Je ne souhaite pas commenter un dossier judiciaire en cours. En revanche, la réaction des médias appelle des commentaires que j’ai d’ailleurs fait à l’époque où l’affaire a éclaté. On peut créer toutes les règles les plus sévères du monde, l’audit zéro risque n’existe pas. Il y a déjà eu et il y aura encore des gens qui voudront frauder et des auditeurs qui ne les verront pas faire. Ce n’est pas une raison parce qu’il y a une défaillance dans un dossier pour en conclure comme j’ai pu le lire dans la presse que l’audit ne sert à rien. C’est un dossier sur 220 000 ! Arrêtons de simplement parler que des trains qui arrivent en retard.

LPA

Votre profession est gouvernée par deux instances, le Conseil supérieur de l’ordre des experts-comptables et la Compagnie nationale des commissaires aux comptes. Elle relève par ailleurs de deux ministères.
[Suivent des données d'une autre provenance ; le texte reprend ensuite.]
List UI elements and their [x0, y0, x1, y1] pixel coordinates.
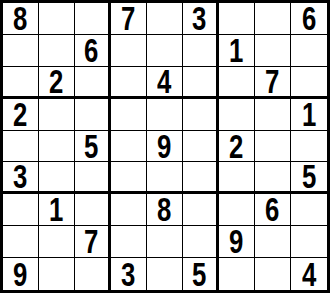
cell-r1c7[interactable] [219, 3, 255, 35]
given-digit: 6 [302, 3, 316, 35]
given-digit: 5 [192, 258, 206, 290]
given-digit: 8 [157, 194, 171, 226]
cell-r8c1[interactable] [3, 226, 39, 258]
cell-r4c2[interactable] [39, 99, 75, 131]
cell-r7c4[interactable] [111, 194, 147, 226]
cell-r6c1[interactable]: 3 [3, 162, 39, 194]
cell-r7c3[interactable] [75, 194, 111, 226]
given-digit: 2 [49, 67, 63, 98]
cell-r5c2[interactable] [39, 131, 75, 163]
cell-r6c6[interactable] [183, 162, 219, 194]
cell-r5c6[interactable] [183, 131, 219, 163]
cell-r5c5[interactable]: 9 [147, 131, 183, 163]
cell-r1c2[interactable] [39, 3, 75, 35]
given-digit: 1 [49, 194, 63, 226]
cell-r3c8[interactable]: 7 [255, 67, 291, 99]
cell-r2c5[interactable] [147, 35, 183, 67]
cell-r3c4[interactable] [111, 67, 147, 99]
cell-r7c7[interactable] [219, 194, 255, 226]
cell-r5c4[interactable] [111, 131, 147, 163]
given-digit: 4 [302, 258, 316, 290]
given-digit: 9 [157, 131, 171, 163]
cell-r3c5[interactable]: 4 [147, 67, 183, 99]
given-digit: 4 [157, 67, 171, 98]
cell-r5c9[interactable] [291, 131, 327, 163]
cell-r9c6[interactable]: 5 [183, 258, 219, 290]
cell-r8c2[interactable] [39, 226, 75, 258]
given-digit: 3 [121, 258, 135, 290]
cell-r5c8[interactable] [255, 131, 291, 163]
cell-r1c6[interactable]: 3 [183, 3, 219, 35]
given-digit: 7 [265, 67, 279, 98]
given-digit: 3 [13, 162, 27, 193]
cell-r9c4[interactable]: 3 [111, 258, 147, 290]
cell-r7c6[interactable] [183, 194, 219, 226]
cell-r4c1[interactable]: 2 [3, 99, 39, 131]
cell-r4c6[interactable] [183, 99, 219, 131]
cell-r7c2[interactable]: 1 [39, 194, 75, 226]
cell-r2c4[interactable] [111, 35, 147, 67]
cell-r5c3[interactable]: 5 [75, 131, 111, 163]
cell-r7c1[interactable] [3, 194, 39, 226]
given-digit: 7 [84, 226, 98, 258]
cell-r9c7[interactable] [219, 258, 255, 290]
given-digit: 3 [192, 3, 206, 35]
cell-r3c2[interactable]: 2 [39, 67, 75, 99]
cell-r6c4[interactable] [111, 162, 147, 194]
sudoku-board: 8736612472159235186799354 [0, 0, 330, 293]
cell-r2c6[interactable] [183, 35, 219, 67]
given-digit: 5 [84, 131, 98, 163]
cell-r3c9[interactable] [291, 67, 327, 99]
given-digit: 7 [121, 3, 135, 35]
cell-r4c4[interactable] [111, 99, 147, 131]
cell-r1c4[interactable]: 7 [111, 3, 147, 35]
cell-r6c3[interactable] [75, 162, 111, 194]
cell-r3c6[interactable] [183, 67, 219, 99]
cell-r1c1[interactable]: 8 [3, 3, 39, 35]
cell-r8c3[interactable]: 7 [75, 226, 111, 258]
cell-r6c2[interactable] [39, 162, 75, 194]
cell-r2c9[interactable] [291, 35, 327, 67]
cell-r4c7[interactable] [219, 99, 255, 131]
cell-r5c7[interactable]: 2 [219, 131, 255, 163]
given-digit: 5 [302, 162, 316, 193]
cell-r2c8[interactable] [255, 35, 291, 67]
cell-r1c5[interactable] [147, 3, 183, 35]
cell-r1c8[interactable] [255, 3, 291, 35]
cell-r4c5[interactable] [147, 99, 183, 131]
given-digit: 6 [84, 35, 98, 67]
given-digit: 9 [13, 258, 27, 290]
cell-r3c1[interactable] [3, 67, 39, 99]
cell-r6c7[interactable] [219, 162, 255, 194]
cell-r9c9[interactable]: 4 [291, 258, 327, 290]
cell-r4c3[interactable] [75, 99, 111, 131]
cell-r5c1[interactable] [3, 131, 39, 163]
given-digit: 9 [229, 226, 243, 258]
cell-r7c5[interactable]: 8 [147, 194, 183, 226]
given-digit: 1 [302, 99, 316, 131]
given-digit: 2 [13, 99, 27, 131]
cell-r2c1[interactable] [3, 35, 39, 67]
given-digit: 1 [229, 35, 243, 67]
cell-r9c2[interactable] [39, 258, 75, 290]
cell-r8c8[interactable] [255, 226, 291, 258]
cell-r1c3[interactable] [75, 3, 111, 35]
cell-r2c3[interactable]: 6 [75, 35, 111, 67]
cell-r8c6[interactable] [183, 226, 219, 258]
cell-r3c7[interactable] [219, 67, 255, 99]
cell-r1c9[interactable]: 6 [291, 3, 327, 35]
cell-r2c7[interactable]: 1 [219, 35, 255, 67]
cell-r6c8[interactable] [255, 162, 291, 194]
cell-r2c2[interactable] [39, 35, 75, 67]
cell-r7c8[interactable]: 6 [255, 194, 291, 226]
cell-r4c8[interactable] [255, 99, 291, 131]
cell-r9c8[interactable] [255, 258, 291, 290]
cell-r4c9[interactable]: 1 [291, 99, 327, 131]
cell-r8c9[interactable] [291, 226, 327, 258]
cell-r9c3[interactable] [75, 258, 111, 290]
given-digit: 2 [229, 131, 243, 163]
cell-r8c4[interactable] [111, 226, 147, 258]
cell-r8c7[interactable]: 9 [219, 226, 255, 258]
given-digit: 8 [13, 3, 27, 35]
cell-r9c1[interactable]: 9 [3, 258, 39, 290]
cell-r6c9[interactable]: 5 [291, 162, 327, 194]
cell-r7c9[interactable] [291, 194, 327, 226]
cell-r3c3[interactable] [75, 67, 111, 99]
cell-r6c5[interactable] [147, 162, 183, 194]
cell-r9c5[interactable] [147, 258, 183, 290]
cell-r8c5[interactable] [147, 226, 183, 258]
given-digit: 6 [265, 194, 279, 226]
Pensez-vous souhaitable à terme de simplifier cette gouvernance via la création d’une entité unique ?

J-LF

C’est ma conviction. Il faudra bien à un moment se résoudre à poser sur la table le sujet de la fusion de nos institutions avec, pourquoi pas, une double tutelle de Bercy et de la Chancellerie pour le volet CAC. Elle existe déjà en pratique car depuis la loi de sécurité financière de 2003 toutes les modifications significatives du commissariat aux comptes ont été réalisées sous l’impulsion de Bercy alors que la tutelle de notre profession de commissaire aux comptes est le ministère de la Justice. J’ai réellement du mal à imaginer comment la Compagnie nationale pourrait continuer de fonctionner avec de moins en moins de pouvoirs et de moyens. Quand le conseil de l’ordre, qui compte 18 000 membres, organise un congrès annuel, il y a entre 3 000 et 5 000 personnes. Nous sommes 13 000 et ne réunissons à nos assises que 700 à 900 confrères. On voit bien que ce n’est plus tenable à terme et qu’il faut rationnaliser notre organisation professionnelle. Pas pour que la profession de commissaire aux comptes soit moins forte, mais plus forte dans les prochaines années.